I believe that women should be paid the same as men for equal work. I believe in a woman’s right to choose what happens to her own body. I believe that little girls can be whatever they want to be and that no man can belittle them. I stand for justice, respect, support, and the inclusion of all people.
There were many issues that led me to vote the way I did but I have to say, the biggest issue was the blatant disdain for women. The fact that I’ve had to explain to my tiny children what it means to “grab someone by the pussy” is horrifying and I’m marching to show the world that it is not okay to say that. I’m taking a stand to show my girls that their mom won’t put up with the rhetoric that women are less than men or that their bodies are anyone’s but theirs.
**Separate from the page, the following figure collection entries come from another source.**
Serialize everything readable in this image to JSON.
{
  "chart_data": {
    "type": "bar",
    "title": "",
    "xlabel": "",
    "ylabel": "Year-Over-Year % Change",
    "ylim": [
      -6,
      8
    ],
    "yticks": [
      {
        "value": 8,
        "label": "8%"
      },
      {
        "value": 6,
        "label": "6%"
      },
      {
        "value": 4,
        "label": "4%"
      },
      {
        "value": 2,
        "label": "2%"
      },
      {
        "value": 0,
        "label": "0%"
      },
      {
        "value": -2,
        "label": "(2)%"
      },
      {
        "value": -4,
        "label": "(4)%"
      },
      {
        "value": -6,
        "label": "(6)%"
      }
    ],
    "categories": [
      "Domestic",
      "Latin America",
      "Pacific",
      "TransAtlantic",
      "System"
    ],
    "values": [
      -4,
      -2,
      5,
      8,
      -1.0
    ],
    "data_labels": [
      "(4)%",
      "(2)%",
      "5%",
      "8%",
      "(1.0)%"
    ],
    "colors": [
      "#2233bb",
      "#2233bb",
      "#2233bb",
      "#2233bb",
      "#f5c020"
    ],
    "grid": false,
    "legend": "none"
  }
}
This isn’t me being a sore loser. I accept democracy and hope with every hope I have that these next four years will be good. I am not “throwing a fit” because my candidate didn’t win. I’m throwing a fit because I won’t stand for this treatment to my fellow Americans.
My daughters will not be able to march with me but they asked if there were a way to show their support – this is the result. I’ve been very open with them about why I’m marching but they came up with this on their own. I am so proud. To quote my almost-8-year-old, “We can’t say how we feel without showing how we feel. I feel like I am strong and equal. I want all girls to feel that way.”
It is my hope that this march will show unity among a nation that is so deeply divided. I hope our children can look back and see that when our rights and dignity were in danger, we stood up. I have so often wished that I could be on the right side of history and this is my chance. Join me!